Architects, carpenters, mechanical and civil engineers expect things to have specific sizes. If, during construction, the sizes of parts are found to be different than specified or do not match properly with other parts, a search will be conducted to find the cause of the discrepancy and correct it. In this article, I will argue that size (distance) is to architecture what timing is to computing. In other words, deterministic timing is essential to software reliability.
Deterministic Timing in Reactive Concurrent Systems
In a Von Neumann computer, it is unrealistic to expect every operation of a program to occur at a specific relative time based on a real time clock. The reason is that operations must wait their turn to be processed by the CPU. The problem is twofold. First, the CPU load varies from moment to moment and second, algorithmic software is such that it is impossible to predict the duration of every subroutine in an average program. However, it is possible to simulate a parallel, signal-based reactive system based on a virtual system clock. In such a system, every operation is required to be purely reactive, that is to say, it must execute within one system cycle immediately upon receiving its signal. These two requirements (every elementary operation is reactive and is processed in one cycle) are sufficient to enforce deterministic timing in a program, based on the virtual system clock. Deterministic timing means that reaction times are predictable. It does not mean that all the events (such as the movements of a mouse) that trigger the reactions are predictable. However, one event may trigger one or more chains of reactions and these, too, are deterministic, relative to the first event.
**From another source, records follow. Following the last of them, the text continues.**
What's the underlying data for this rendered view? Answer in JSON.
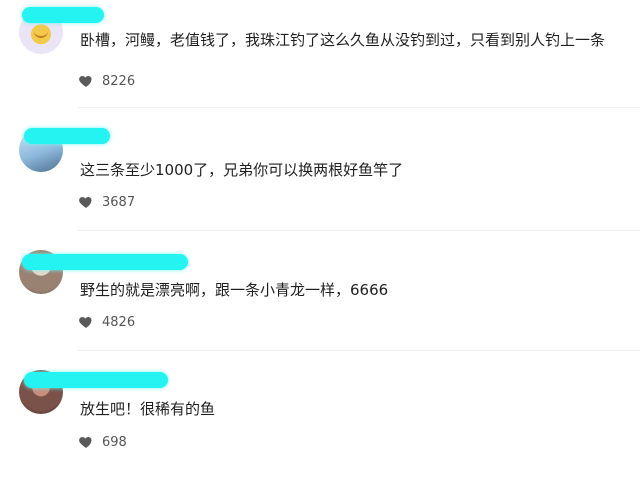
{
  "comments": [
    {
      "text": "卧槽，河鳗，老值钱了，我珠江钓了这么久鱼从没钓到过，只看到别人钓上一条",
      "likes": "8226"
    },
    {
      "text": "这三条至少1000了，兄弟你可以换两根好鱼竿了",
      "likes": "3687"
    },
    {
      "text": "野生的就是漂亮啊，跟一条小青龙一样，6666",
      "likes": "4826"
    },
    {
      "text": "放生吧！很稀有的鱼",
      "likes": "698"
    }
  ],
  "icons": {
    "like": "heart-icon"
  },
  "colors": {
    "redaction": "#24f3f1",
    "heart": "#5a5a5a",
    "divider": "#eeeeee"
  }
}
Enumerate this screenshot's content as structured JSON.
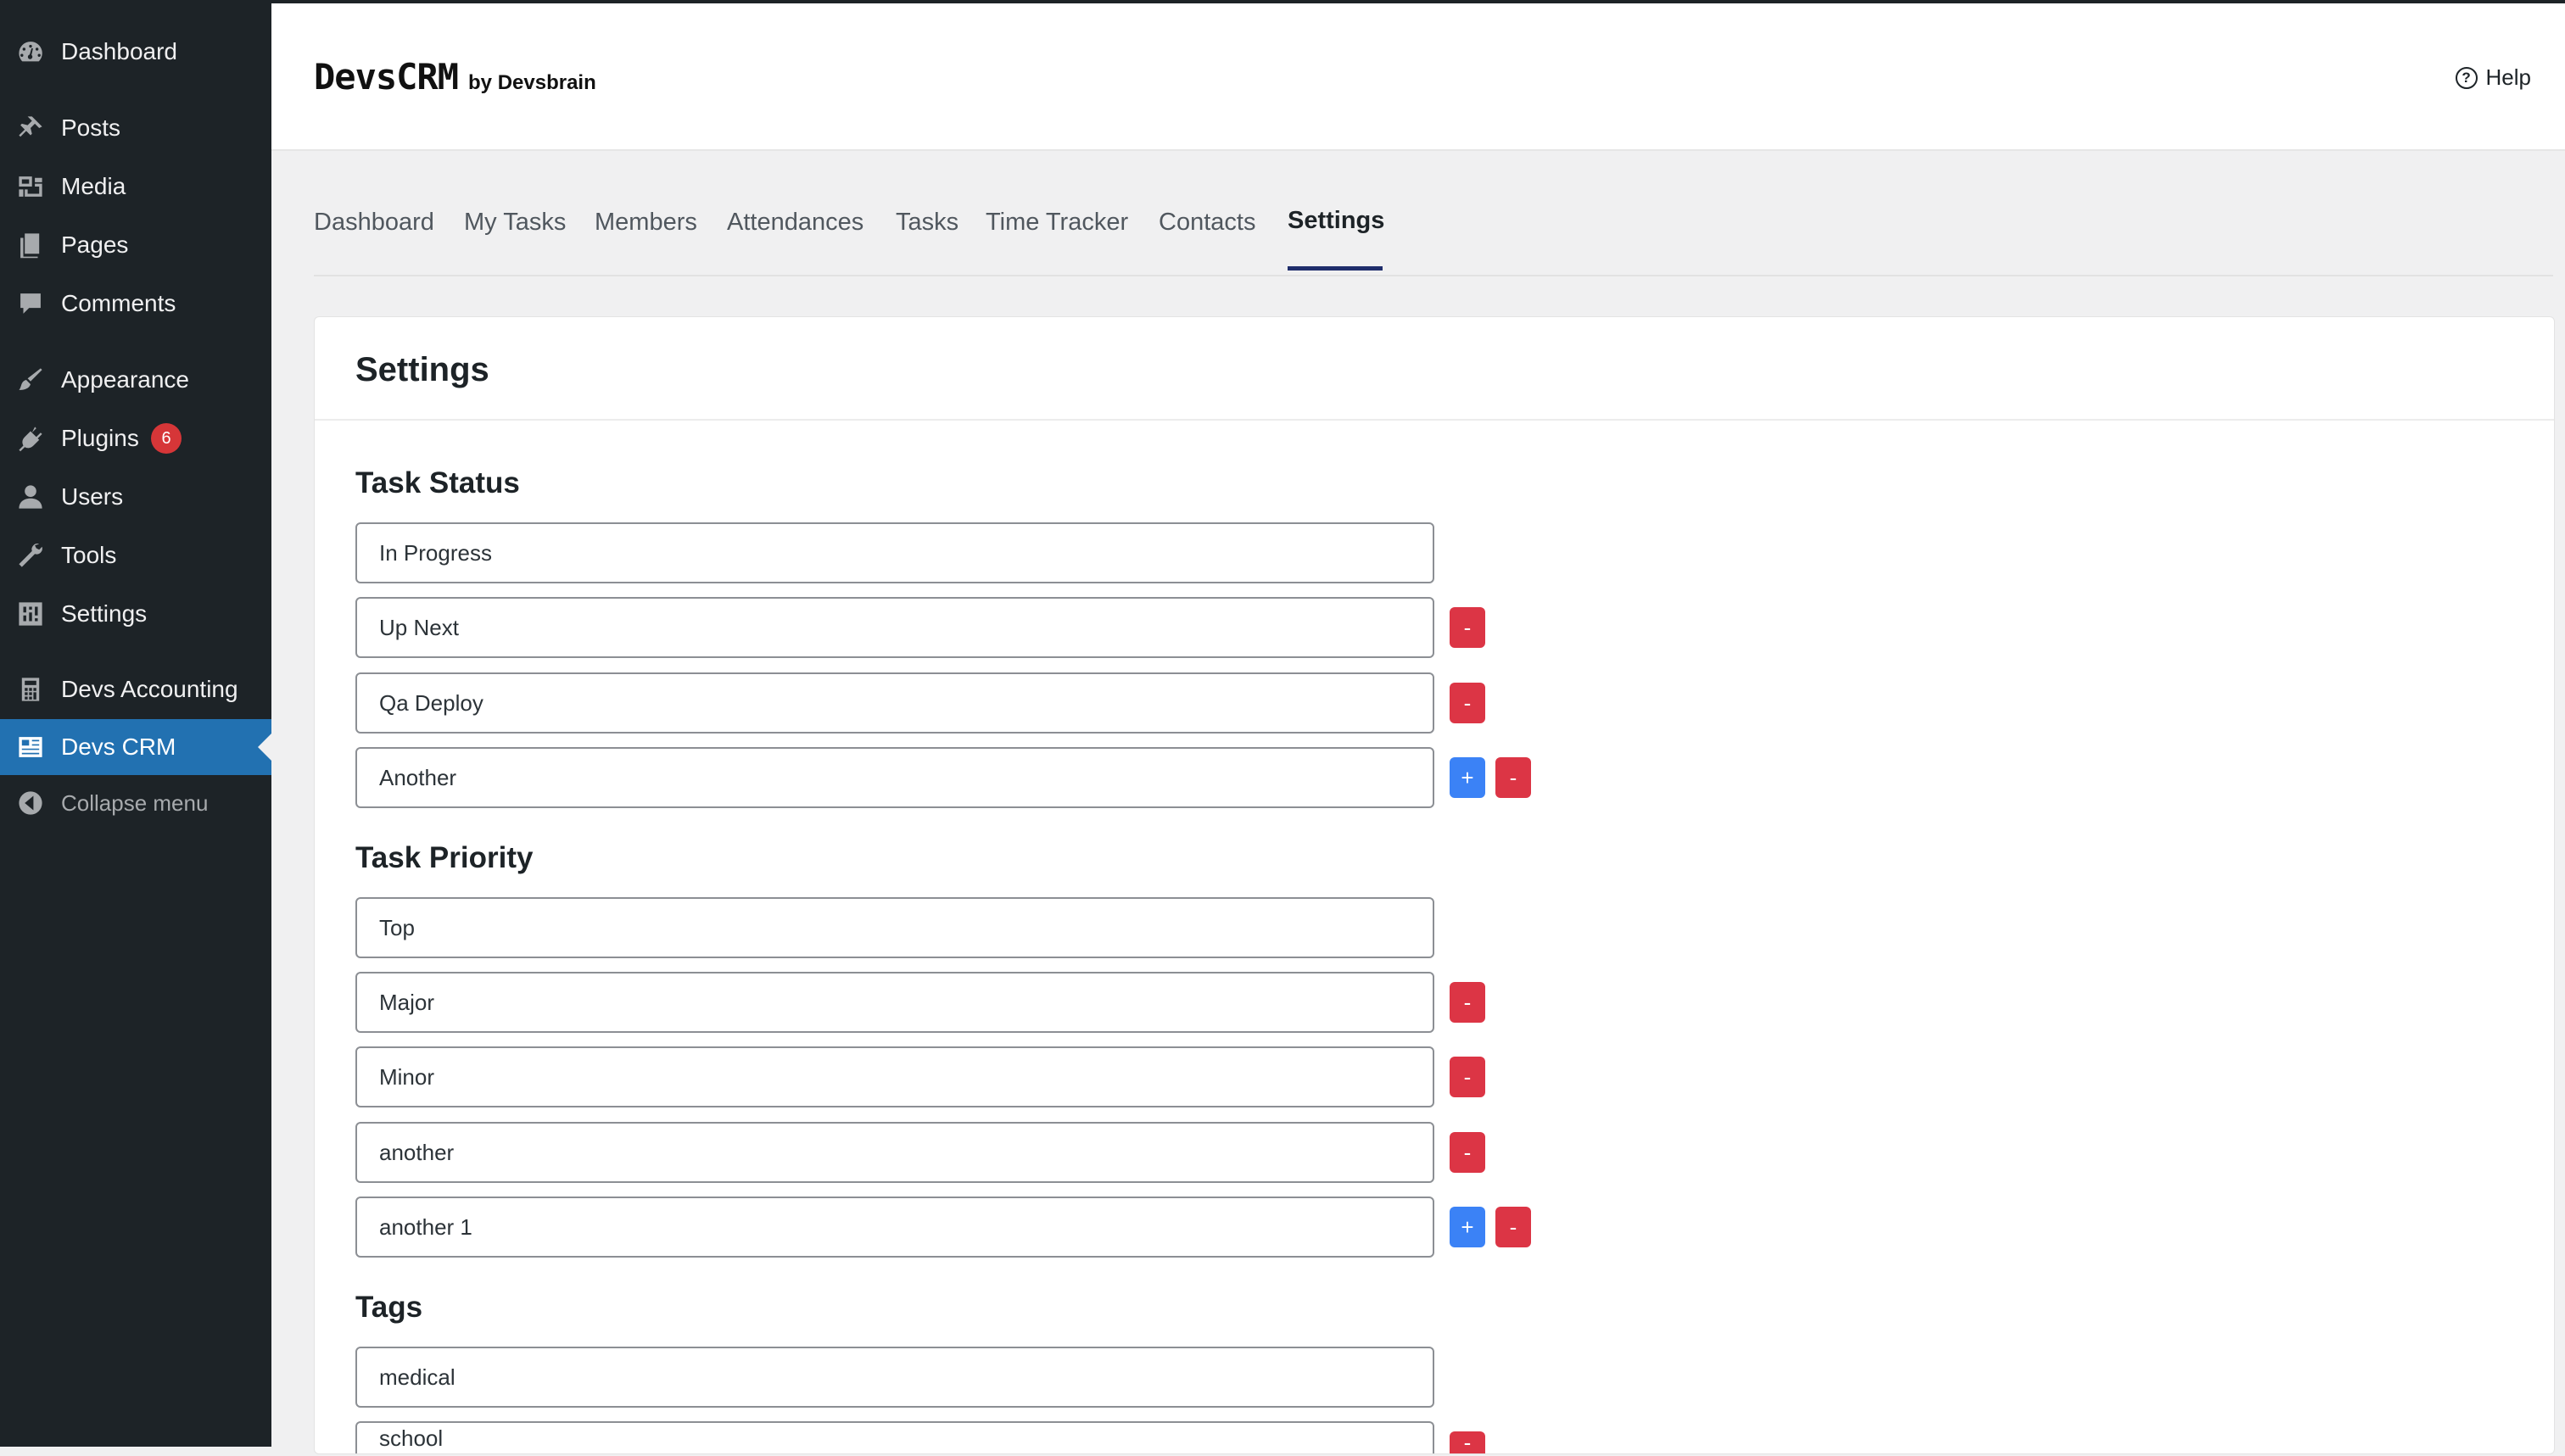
{
  "sidebar": {
    "items": [
      {
        "label": "Dashboard",
        "icon": "dashboard-icon"
      },
      {
        "label": "Posts",
        "icon": "pin-icon"
      },
      {
        "label": "Media",
        "icon": "media-icon"
      },
      {
        "label": "Pages",
        "icon": "pages-icon"
      },
      {
        "label": "Comments",
        "icon": "comment-icon"
      },
      {
        "label": "Appearance",
        "icon": "brush-icon"
      },
      {
        "label": "Plugins",
        "icon": "plugin-icon",
        "badge": "6"
      },
      {
        "label": "Users",
        "icon": "user-icon"
      },
      {
        "label": "Tools",
        "icon": "wrench-icon"
      },
      {
        "label": "Settings",
        "icon": "settings-sliders-icon"
      },
      {
        "label": "Devs Accounting",
        "icon": "calculator-icon"
      },
      {
        "label": "Devs CRM",
        "icon": "id-card-icon",
        "active": true
      },
      {
        "label": "Collapse menu",
        "icon": "collapse-arrow-icon"
      }
    ]
  },
  "header": {
    "brand_name": "DevsCRM",
    "brand_by": "by Devsbrain",
    "help_label": "Help",
    "help_icon_glyph": "?"
  },
  "tabs": [
    {
      "label": "Dashboard"
    },
    {
      "label": "My Tasks"
    },
    {
      "label": "Members"
    },
    {
      "label": "Attendances"
    },
    {
      "label": "Tasks"
    },
    {
      "label": "Time Tracker"
    },
    {
      "label": "Contacts"
    },
    {
      "label": "Settings",
      "active": true
    }
  ],
  "settings": {
    "title": "Settings",
    "sections": [
      {
        "title": "Task Status",
        "values": [
          "In Progress",
          "Up Next",
          "Qa Deploy",
          "Another"
        ]
      },
      {
        "title": "Task Priority",
        "values": [
          "Top",
          "Major",
          "Minor",
          "another",
          "another 1"
        ]
      },
      {
        "title": "Tags",
        "values": [
          "medical",
          "school"
        ]
      }
    ],
    "remove_label": "-",
    "add_label": "+"
  },
  "colors": {
    "sidebar_bg": "#1d2327",
    "active_menu": "#2271b1",
    "remove_button": "#dc3545",
    "add_button": "#3b82f6",
    "tab_underline": "#1f2d6b",
    "plugin_badge": "#d63638"
  }
}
One nice thing about concurrent reactive systems is that interval detectors can be used to automatically find invariant intervals between any number of signals within a program. We can place timing watchdogs at various places in the program (this, too, can be done automatically) so that any discrepancy between an expected interval and the actual measured value will trigger an alarm. The temporal signature of a reactive system remains fixed for the life of the system and this makes for rock-solid reliability. So there are only two ways a timing watchdog can trigger an alarm; either the code was modified or there was a local physical system failure.
Automatic Discovery and Resolution of Data and Event Dependencies
Another nice aspect of concurrent reactive systems is that they are based on change. A change to a program variable is immediately communicated to every part of the program that may be affected by the change. The development environment can automatically link every entity or operator that changes a variable to every sensor that detects the change. This essentially eliminates blind code.
Side Effects in Complex Systems
We all know how hard it is to maintain complex legacy systems. A minor modification often triggers unforeseen side effects that may lay dormant for a long time after release. The right combination of events may cause a system failure that can be directly linked to the modification. For this reason, most system managers will look for alternative ways around a problem before committing to modifying the code. The side effects problem not only places an upper limit to the complexity of software systems, but the cost of continued development and maintenance soon becomes prohibitive. This is a problem that will never go away as long as we continue to use algorithmic systems. Luckily, the problem becomes nonexistent in the temporally deterministic reactive system that I described above. This is because blind code elimination and the use of timing watchdogs make it impossible to introduce undetected side effects. Indeed, timing is so deterministic and precise in a purely reactive system that the smallest modification is bound to violate a temporal expectation and trigger an alarm. It is up to the designer to either accept the new temporal signature, change it or revert back to the old code. As a result, we can build our software as complex as possible without having to worry about hidden bugs. In fact, and this is rather counterintuitive, more complex software will mean more timing constraints and thus more correct and robust systems, i.e., systems that work according to specs.
The Entire Computer Industry Is Wrong
All right. I know this sounds arrogant but it is true. We have been building and programming computers the wrong way from the beginning (since the days of Charles Babbage and Lady Ada Lovelace). To solve the unreliability and low productivity problems that have been plaguing the industry, we must change to a new way of doing things. We cannot continue with the same old antiquated stuff. It is no good. We must abandon the algorithmic software model and adopt a concurrent reactive model. And what better time is there to change than now, seeing that the industry is just beginning to transition from sequential computing to massive parallelism? Reactive concurrent systems are right at home in a parallel, multicore universe. We must change now or continue to suffer the consequences of increasingly unreliable and hard to develop software. This is what Project COSA is about.